2. The problem of permanent safe storage of high-level radioactive waste has never been adequately solved. To date, no repositories for such wastes have been created in the United States.  High-level radioactive wastes need to be actively managed for centuries, even millennia, in order to be safe.  It is unclear that management over such a period can be guaranteed with any confidence.
3. Nuclear power plants require a large cadre of highly-trained personnel to manage, operate, maintain, and repair the systems. Bad things will happen if these personnel are not available when necessary, for example as a result of disease pandemic conditions.  Nuclear power plants are examples of systems that must be attended and managed continuously, as they cannot simply be put into a safe state and left alone for an extended period.
4. Nuclear power plants need to have exceptionally strong protections against cyberattacks. Up to now, cybersecurity of nuclear power plants has not received sufficient attention to provide adequate safety.  There are many cyber exposures presented by existing nuclear power plant designs.
5. Nuclear power plants are particularly dangerous targets for physical attack, by either conventional or nuclear explosives. They are difficult-to-impossible to harden sufficiently that their security can be guaranteed.  Damage from a major physical attack may not be recoverable.

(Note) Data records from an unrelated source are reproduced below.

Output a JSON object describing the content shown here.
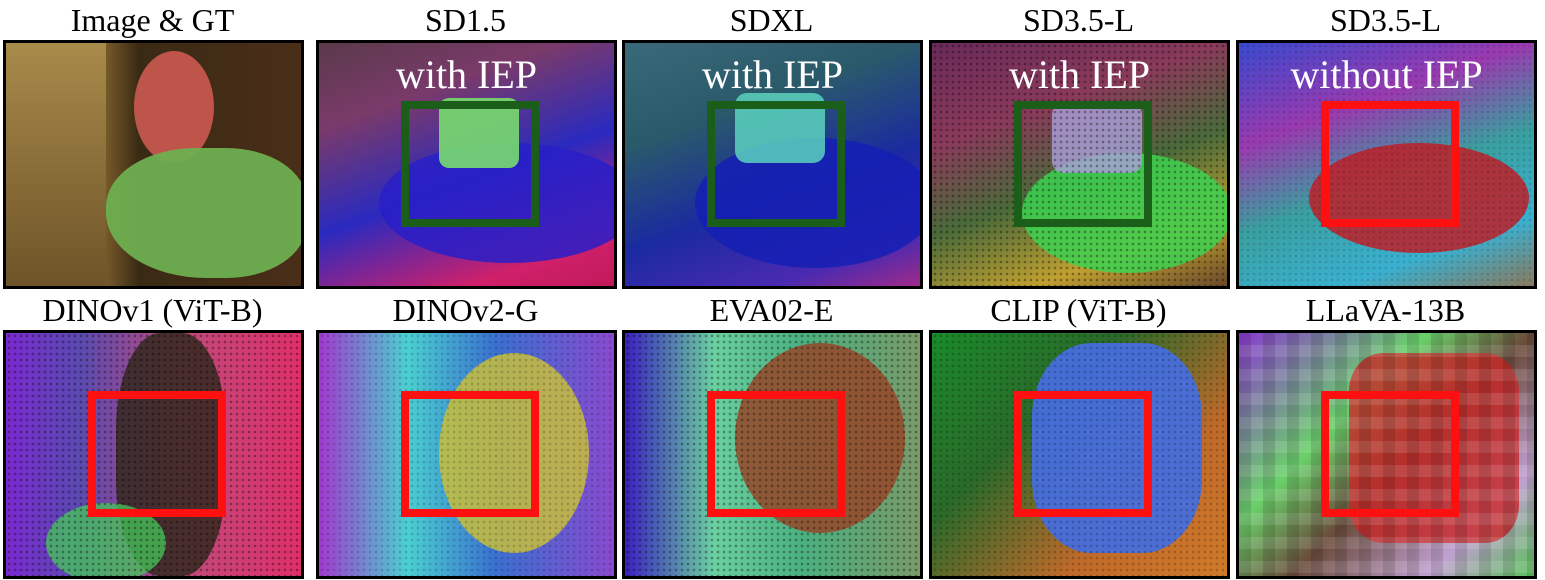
{
  "panels": [
    {
      "title": "Image & GT",
      "overlay": "",
      "box": ""
    },
    {
      "title": "SD1.5",
      "overlay": "with IEP",
      "box": "#1a5e1a"
    },
    {
      "title": "SDXL",
      "overlay": "with IEP",
      "box": "#1a5e1a"
    },
    {
      "title": "SD3.5-L",
      "overlay": "with IEP",
      "box": "#1a5e1a"
    },
    {
      "title": "SD3.5-L",
      "overlay": "without IEP",
      "box": "#ff1010"
    },
    {
      "title": "DINOv1 (ViT-B)",
      "overlay": "",
      "box": "#ff1010"
    },
    {
      "title": "DINOv2-G",
      "overlay": "",
      "box": "#ff1010"
    },
    {
      "title": "EVA02-E",
      "overlay": "",
      "box": "#ff1010"
    },
    {
      "title": "CLIP (ViT-B)",
      "overlay": "",
      "box": "#ff1010"
    },
    {
      "title": "LLaVA-13B",
      "overlay": "",
      "box": "#ff1010"
    }
  ]
}
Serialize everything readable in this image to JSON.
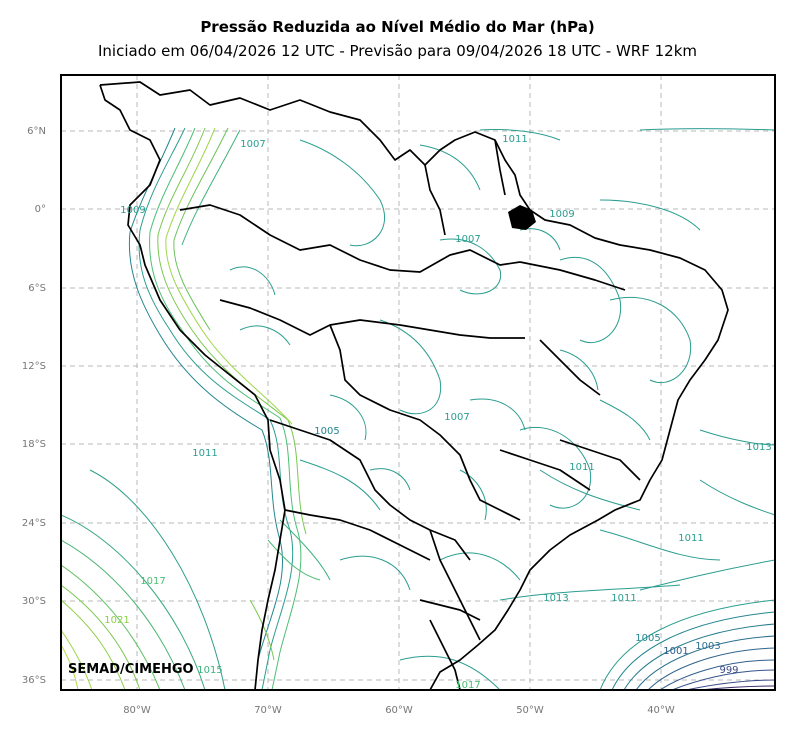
{
  "title": "Pressão Reduzida ao Nível Médio do Mar (hPa)",
  "subtitle": "Iniciado em 06/04/2026 12 UTC - Previsão para 09/04/2026 18 UTC - WRF 12km",
  "credit": "SEMAD/CIMEHGO",
  "lat_ticks": [
    "6°N",
    "0°",
    "6°S",
    "12°S",
    "18°S",
    "24°S",
    "30°S",
    "36°S"
  ],
  "lon_ticks": [
    "80°W",
    "70°W",
    "60°W",
    "50°W",
    "40°W"
  ],
  "contour_labels": [
    {
      "text": "1007",
      "color": "#2a9d8f"
    },
    {
      "text": "1011",
      "color": "#2a9d8f"
    },
    {
      "text": "1009",
      "color": "#2a9d8f"
    },
    {
      "text": "1007",
      "color": "#2a9d8f"
    },
    {
      "text": "1009",
      "color": "#2a9d8f"
    },
    {
      "text": "1011",
      "color": "#2a9d8f"
    },
    {
      "text": "1007",
      "color": "#2a9d8f"
    },
    {
      "text": "1011",
      "color": "#2a9d8f"
    },
    {
      "text": "1013",
      "color": "#2a9d8f"
    },
    {
      "text": "1011",
      "color": "#2a9d8f"
    },
    {
      "text": "1017",
      "color": "#4cbf75"
    },
    {
      "text": "1021",
      "color": "#8ccf45"
    },
    {
      "text": "1013",
      "color": "#2a9d8f"
    },
    {
      "text": "1011",
      "color": "#2a9d8f"
    },
    {
      "text": "1005",
      "color": "#23868f"
    },
    {
      "text": "1003",
      "color": "#2a6f8e"
    },
    {
      "text": "1001",
      "color": "#315d8d"
    },
    {
      "text": "999",
      "color": "#3b4a89"
    },
    {
      "text": "1017",
      "color": "#4cbf75"
    },
    {
      "text": "1015",
      "color": "#3db27d"
    },
    {
      "text": "1005",
      "color": "#23868f"
    }
  ],
  "colors": {
    "frame": "#000000",
    "grid": "#b0b0b0",
    "borders": "#000000",
    "low_pressure": "#3b2a6b",
    "mid_pressure": "#2a9d8f",
    "high_pressure": "#a0d64a"
  }
}
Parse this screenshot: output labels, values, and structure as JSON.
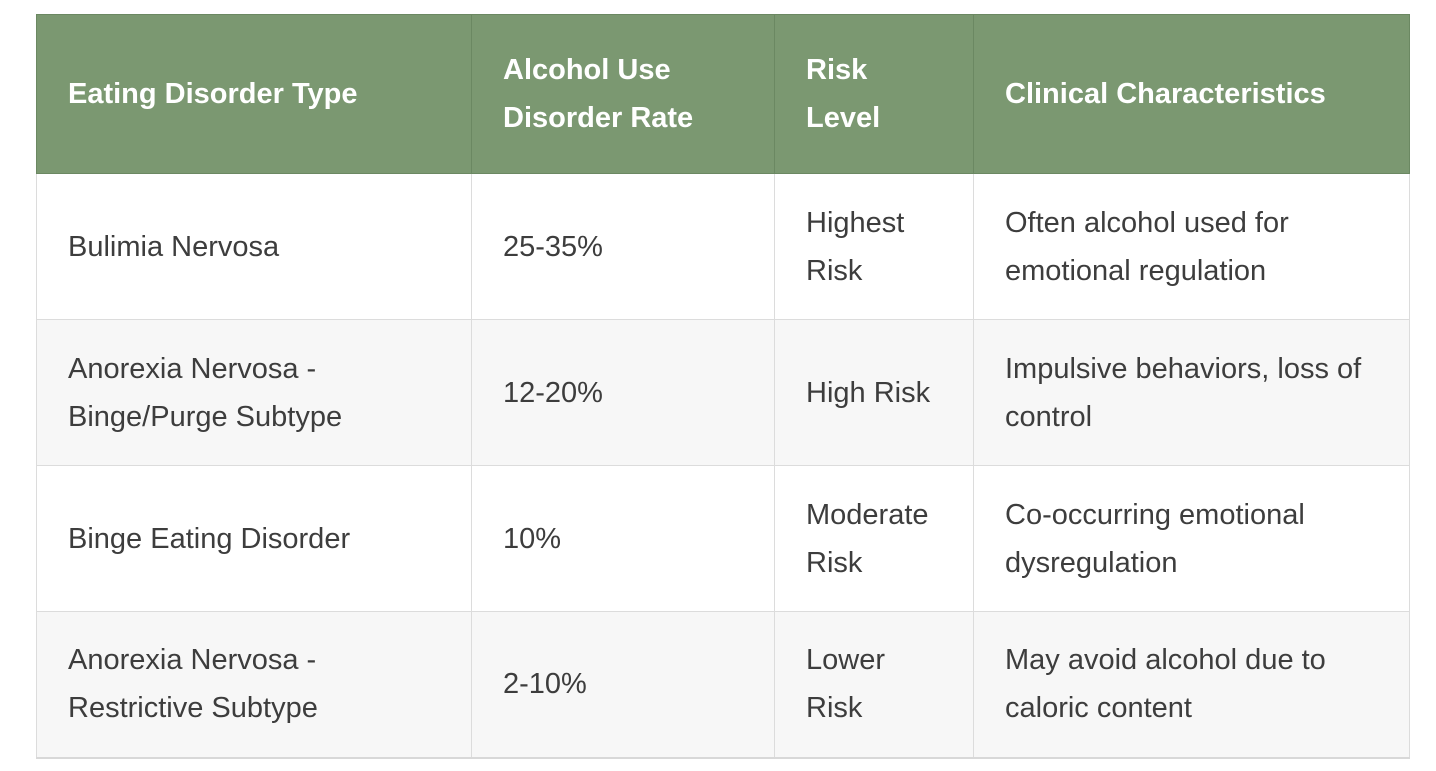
{
  "table": {
    "headers": [
      "Eating Disorder Type",
      "Alcohol Use Disorder Rate",
      "Risk Level",
      "Clinical Characteristics"
    ],
    "rows": [
      {
        "type": "Bulimia Nervosa",
        "rate": "25-35%",
        "risk": "Highest Risk",
        "characteristics": "Often alcohol used for emotional regulation"
      },
      {
        "type": "Anorexia Nervosa - Binge/Purge Subtype",
        "rate": "12-20%",
        "risk": "High Risk",
        "characteristics": "Impulsive behaviors, loss of control"
      },
      {
        "type": "Binge Eating Disorder",
        "rate": "10%",
        "risk": "Moderate Risk",
        "characteristics": "Co-occurring emotional dysregulation"
      },
      {
        "type": "Anorexia Nervosa - Restrictive Subtype",
        "rate": "2-10%",
        "risk": "Lower Risk",
        "characteristics": "May avoid alcohol due to caloric content"
      }
    ]
  },
  "colors": {
    "header_bg": "#7b9871",
    "header_text": "#ffffff",
    "row_alt_bg": "#f7f7f7",
    "border": "#dcdcdc"
  }
}
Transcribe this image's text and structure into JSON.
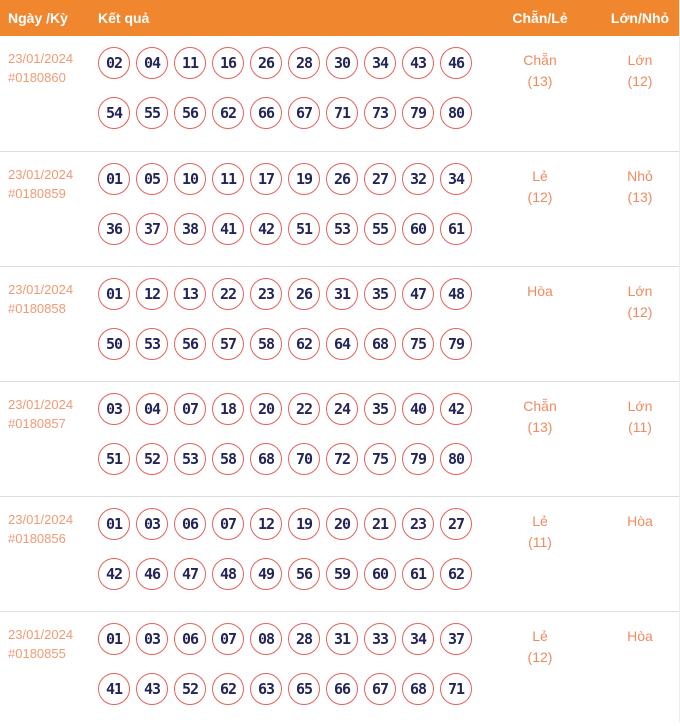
{
  "colors": {
    "header_bg": "#F0872F",
    "header_text": "#FFFFFF",
    "date_text": "#F09A76",
    "ball_border": "#E2625C",
    "ball_number": "#232558",
    "stat_text": "#EF8B60",
    "separator": "#DDDDDD"
  },
  "header": {
    "columns": [
      "Ngày /Kỳ",
      "Kết quả",
      "Chẵn/Lẻ",
      "Lớn/Nhỏ"
    ]
  },
  "rows": [
    {
      "date": "23/01/2024",
      "draw_id": "#0180860",
      "numbers_line1": [
        "02",
        "04",
        "11",
        "16",
        "26",
        "28",
        "30",
        "34",
        "43",
        "46"
      ],
      "numbers_line2": [
        "54",
        "55",
        "56",
        "62",
        "66",
        "67",
        "71",
        "73",
        "79",
        "80"
      ],
      "chan_le": {
        "label": "Chẵn",
        "count": "(13)"
      },
      "lon_nho": {
        "label": "Lớn",
        "count": "(12)"
      }
    },
    {
      "date": "23/01/2024",
      "draw_id": "#0180859",
      "numbers_line1": [
        "01",
        "05",
        "10",
        "11",
        "17",
        "19",
        "26",
        "27",
        "32",
        "34"
      ],
      "numbers_line2": [
        "36",
        "37",
        "38",
        "41",
        "42",
        "51",
        "53",
        "55",
        "60",
        "61"
      ],
      "chan_le": {
        "label": "Lẻ",
        "count": "(12)"
      },
      "lon_nho": {
        "label": "Nhỏ",
        "count": "(13)"
      }
    },
    {
      "date": "23/01/2024",
      "draw_id": "#0180858",
      "numbers_line1": [
        "01",
        "12",
        "13",
        "22",
        "23",
        "26",
        "31",
        "35",
        "47",
        "48"
      ],
      "numbers_line2": [
        "50",
        "53",
        "56",
        "57",
        "58",
        "62",
        "64",
        "68",
        "75",
        "79"
      ],
      "chan_le": {
        "label": "Hòa",
        "count": ""
      },
      "lon_nho": {
        "label": "Lớn",
        "count": "(12)"
      }
    },
    {
      "date": "23/01/2024",
      "draw_id": "#0180857",
      "numbers_line1": [
        "03",
        "04",
        "07",
        "18",
        "20",
        "22",
        "24",
        "35",
        "40",
        "42"
      ],
      "numbers_line2": [
        "51",
        "52",
        "53",
        "58",
        "68",
        "70",
        "72",
        "75",
        "79",
        "80"
      ],
      "chan_le": {
        "label": "Chẵn",
        "count": "(13)"
      },
      "lon_nho": {
        "label": "Lớn",
        "count": "(11)"
      }
    },
    {
      "date": "23/01/2024",
      "draw_id": "#0180856",
      "numbers_line1": [
        "01",
        "03",
        "06",
        "07",
        "12",
        "19",
        "20",
        "21",
        "23",
        "27"
      ],
      "numbers_line2": [
        "42",
        "46",
        "47",
        "48",
        "49",
        "56",
        "59",
        "60",
        "61",
        "62"
      ],
      "chan_le": {
        "label": "Lẻ",
        "count": "(11)"
      },
      "lon_nho": {
        "label": "Hòa",
        "count": ""
      }
    },
    {
      "date": "23/01/2024",
      "draw_id": "#0180855",
      "numbers_line1": [
        "01",
        "03",
        "06",
        "07",
        "08",
        "28",
        "31",
        "33",
        "34",
        "37"
      ],
      "numbers_line2": [
        "41",
        "43",
        "52",
        "62",
        "63",
        "65",
        "66",
        "67",
        "68",
        "71"
      ],
      "chan_le": {
        "label": "Lẻ",
        "count": "(12)"
      },
      "lon_nho": {
        "label": "Hòa",
        "count": ""
      }
    }
  ]
}
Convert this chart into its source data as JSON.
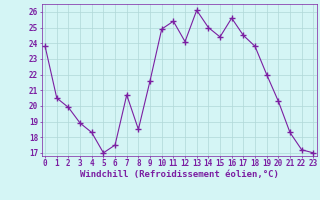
{
  "x": [
    0,
    1,
    2,
    3,
    4,
    5,
    6,
    7,
    8,
    9,
    10,
    11,
    12,
    13,
    14,
    15,
    16,
    17,
    18,
    19,
    20,
    21,
    22,
    23
  ],
  "y": [
    23.8,
    20.5,
    19.9,
    18.9,
    18.3,
    17.0,
    17.5,
    20.7,
    18.5,
    21.6,
    24.9,
    25.4,
    24.1,
    26.1,
    25.0,
    24.4,
    25.6,
    24.5,
    23.8,
    22.0,
    20.3,
    18.3,
    17.2,
    17.0
  ],
  "line_color": "#7b1fa2",
  "marker": "+",
  "marker_color": "#7b1fa2",
  "bg_color": "#d4f5f5",
  "grid_color": "#b0d8d8",
  "xlabel": "Windchill (Refroidissement éolien,°C)",
  "ylim_min": 16.8,
  "ylim_max": 26.5,
  "yticks": [
    17,
    18,
    19,
    20,
    21,
    22,
    23,
    24,
    25,
    26
  ],
  "xticks": [
    0,
    1,
    2,
    3,
    4,
    5,
    6,
    7,
    8,
    9,
    10,
    11,
    12,
    13,
    14,
    15,
    16,
    17,
    18,
    19,
    20,
    21,
    22,
    23
  ],
  "tick_color": "#7b1fa2",
  "label_color": "#7b1fa2",
  "border_color": "#7b1fa2",
  "font_size_xlabel": 6.5,
  "font_size_ticks": 5.5,
  "linewidth": 0.8,
  "markersize": 4.0
}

My perception is that the advocates for nuclear power as a major component of the energy production portfolio for “green energy” are obscuring many of the reasons for being cautious about this option.

[1] The net-energy yield of nuclear power, by GeneTynerSr¹ RobertCostanza² Richard G.Fowler³

^a Oklahoma Institute for a Viable Future, P.O. Box 2607, Norman, OK 73070, U.S.A,^b Coastal Ecology Institute, Center for Wetland Resources, Louisiana State University, Baton Rouge, LA 70803-7503 U.S.A. ^c University of Oklahoma, 1309 Avondale, Norman, OK 73069, U.S.A.  Published in the journal Energy, Elsevier, Volume 13, Issue 1, January 1988, pp. 73-81.